Sur quoi repose cette heureuse certitude d’être fils de la Reine du ciel ? Avant tout, sur le dogme de notre incorporation au Christ en qualité de membres.

Une femme n’est-elle pas mère dès qu’elle est source de vie pour autrui ? Dès qu’elle communique la vie dont elle jouit elle-même ? Dans l’ordre surnaturel, d’où vient en nous cette vie divine destinée, non pas à finir avec la mort comme notre vie corporelle, mais à s’épanouir en gloire dans l’éternité ? Ève nous a donné la vie selon la nature et le péché ; mais la vie de la grâce est descendue vers nous par Marie. Marie est la nouvelle Ève associée par sa prédestination au nouvel Adam. Combien efficace ne fut pas sa coopération à l’œuvre rédemptrice ! Lors de l’Annonciation, comme nous l’avons dit, c’est à son consentement que Dieu, en quelque manière, voulut subordonner la venue de son Fils. La Vierge devint dès lors la créature privilégiée qui communique à tous le don de Dieu, la vie surnaturelle ; elle acceptait sa maternité selon l’ampleur des intentions divines. Or, les desseins de Dieu comportaient qu’elle fût mère non seulement du Christ, mais encore de tous ses membres. (…)
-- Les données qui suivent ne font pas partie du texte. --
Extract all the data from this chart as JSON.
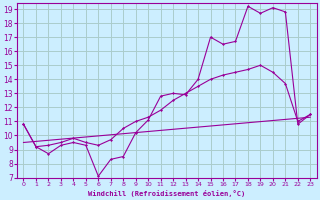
{
  "xlabel": "Windchill (Refroidissement éolien,°C)",
  "background_color": "#cceeff",
  "grid_color": "#aacccc",
  "line_color": "#990099",
  "xlim": [
    -0.5,
    23.5
  ],
  "ylim": [
    7,
    19.4
  ],
  "yticks": [
    7,
    8,
    9,
    10,
    11,
    12,
    13,
    14,
    15,
    16,
    17,
    18,
    19
  ],
  "xticks": [
    0,
    1,
    2,
    3,
    4,
    5,
    6,
    7,
    8,
    9,
    10,
    11,
    12,
    13,
    14,
    15,
    16,
    17,
    18,
    19,
    20,
    21,
    22,
    23
  ],
  "line1_x": [
    0,
    1,
    2,
    3,
    4,
    5,
    6,
    7,
    8,
    9,
    10,
    11,
    12,
    13,
    14,
    15,
    16,
    17,
    18,
    19,
    20,
    21,
    22,
    23
  ],
  "line1_y": [
    10.8,
    9.2,
    8.7,
    9.3,
    9.5,
    9.3,
    7.1,
    8.3,
    8.5,
    10.2,
    11.1,
    12.8,
    13.0,
    12.9,
    14.0,
    17.0,
    16.5,
    16.7,
    19.2,
    18.7,
    19.1,
    18.8,
    10.8,
    11.5
  ],
  "line2_x": [
    0,
    1,
    2,
    3,
    4,
    5,
    6,
    7,
    8,
    9,
    10,
    11,
    12,
    13,
    14,
    15,
    16,
    17,
    18,
    19,
    20,
    21,
    22,
    23
  ],
  "line2_y": [
    10.8,
    9.2,
    9.3,
    9.5,
    9.8,
    9.5,
    9.3,
    9.7,
    10.5,
    11.0,
    11.3,
    11.8,
    12.5,
    13.0,
    13.5,
    14.0,
    14.3,
    14.5,
    14.7,
    15.0,
    14.5,
    13.7,
    11.0,
    11.5
  ],
  "line3_x": [
    0,
    23
  ],
  "line3_y": [
    9.5,
    11.3
  ]
}
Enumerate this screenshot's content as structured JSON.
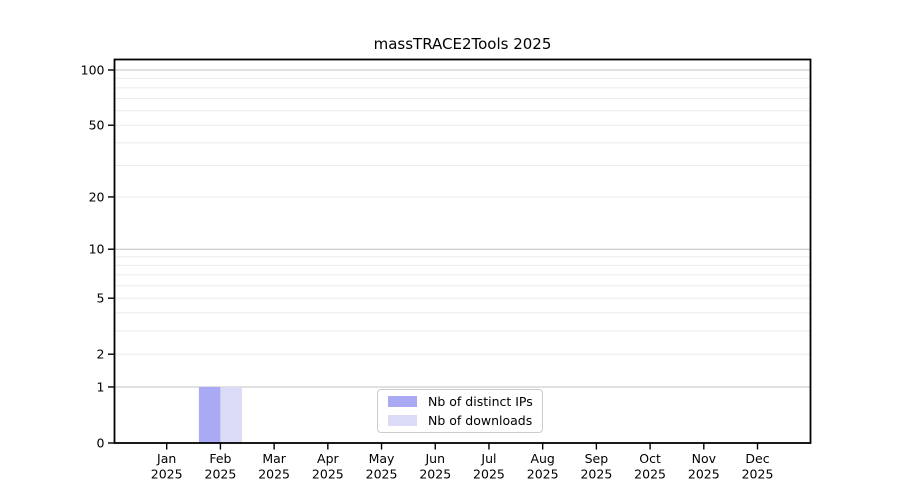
{
  "title": "massTRACE2Tools 2025",
  "chart_data": {
    "type": "bar",
    "title": "massTRACE2Tools 2025",
    "categories": [
      "Jan 2025",
      "Feb 2025",
      "Mar 2025",
      "Apr 2025",
      "May 2025",
      "Jun 2025",
      "Jul 2025",
      "Aug 2025",
      "Sep 2025",
      "Oct 2025",
      "Nov 2025",
      "Dec 2025"
    ],
    "x_tick_labels_line1": [
      "Jan",
      "Feb",
      "Mar",
      "Apr",
      "May",
      "Jun",
      "Jul",
      "Aug",
      "Sep",
      "Oct",
      "Nov",
      "Dec"
    ],
    "x_tick_labels_line2": [
      "2025",
      "2025",
      "2025",
      "2025",
      "2025",
      "2025",
      "2025",
      "2025",
      "2025",
      "2025",
      "2025",
      "2025"
    ],
    "series": [
      {
        "name": "Nb of distinct IPs",
        "color": "#a9a9f4",
        "values": [
          0,
          1,
          0,
          0,
          0,
          0,
          0,
          0,
          0,
          0,
          0,
          0
        ]
      },
      {
        "name": "Nb of downloads",
        "color": "#dbdbf8",
        "values": [
          0,
          1,
          0,
          0,
          0,
          0,
          0,
          0,
          0,
          0,
          0,
          0
        ]
      }
    ],
    "yscale": "log1p",
    "y_ticks": [
      0,
      1,
      2,
      5,
      10,
      20,
      50,
      100
    ],
    "y_minor_ticks": [
      3,
      4,
      6,
      7,
      8,
      9,
      30,
      40,
      60,
      70,
      80,
      90
    ],
    "ylim": [
      0,
      115
    ],
    "grid": true,
    "legend_position": "lower-center"
  },
  "colors": {
    "background": "#ffffff",
    "axis": "#000000",
    "text": "#000000",
    "grid_decade": "#c2c2c2",
    "grid_minor": "#ebebeb",
    "legend_border": "#cccccc"
  }
}
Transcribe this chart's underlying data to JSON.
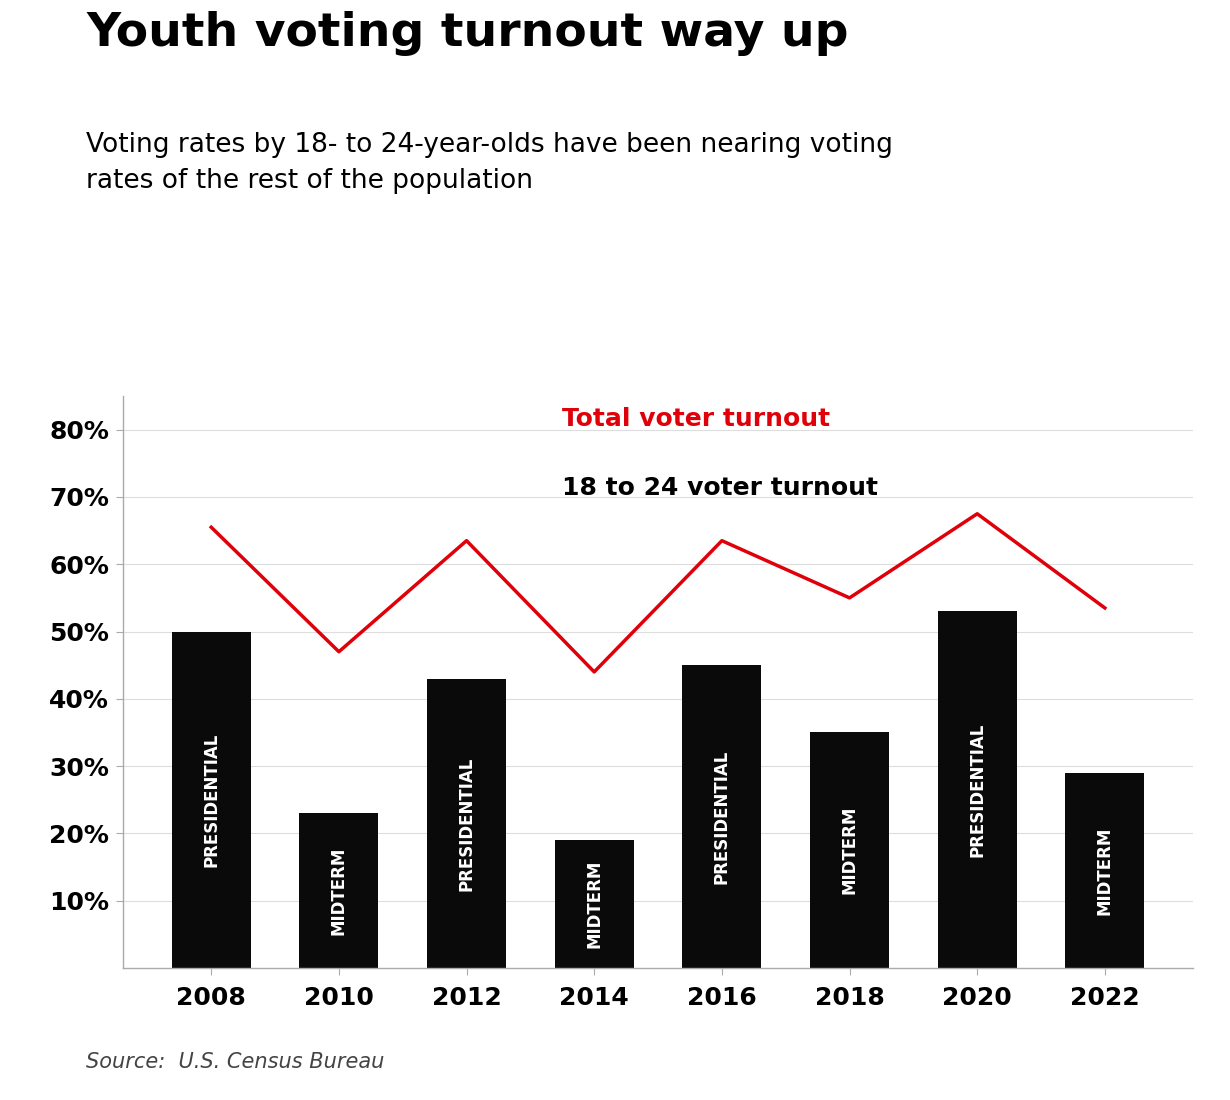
{
  "title": "Youth voting turnout way up",
  "subtitle": "Voting rates by 18- to 24-year-olds have been nearing voting\nrates of the rest of the population",
  "source": "Source:  U.S. Census Bureau",
  "years": [
    2008,
    2010,
    2012,
    2014,
    2016,
    2018,
    2020,
    2022
  ],
  "bar_labels": [
    "PRESIDENTIAL",
    "MIDTERM",
    "PRESIDENTIAL",
    "MIDTERM",
    "PRESIDENTIAL",
    "MIDTERM",
    "PRESIDENTIAL",
    "MIDTERM"
  ],
  "bar_values": [
    0.5,
    0.23,
    0.43,
    0.19,
    0.45,
    0.35,
    0.53,
    0.29
  ],
  "line_values": [
    0.655,
    0.47,
    0.635,
    0.44,
    0.635,
    0.55,
    0.675,
    0.535
  ],
  "bar_color": "#0a0a0a",
  "line_color": "#e0000a",
  "background_color": "#ffffff",
  "legend_label_line": "Total voter turnout",
  "legend_label_bar": "18 to 24 voter turnout",
  "ylim": [
    0,
    0.85
  ],
  "yticks": [
    0.1,
    0.2,
    0.3,
    0.4,
    0.5,
    0.6,
    0.7,
    0.8
  ],
  "title_fontsize": 34,
  "subtitle_fontsize": 19,
  "source_fontsize": 15,
  "axis_fontsize": 18,
  "bar_label_fontsize": 12,
  "legend_fontsize": 18
}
En acceptant d’être fils de Marie, nous entrons pleinement dans les desseins miséricordieux du Seigneur. Le Père ne nous a-t-il pas « prédestinés à devenir conforme à l’image de son Fils » (Rm 8,29) ? (…) Quelle consolation ! Par notre vénération et notre amour envers Marie, nous parachevons peu à peu notre ressemblance au Sauveur.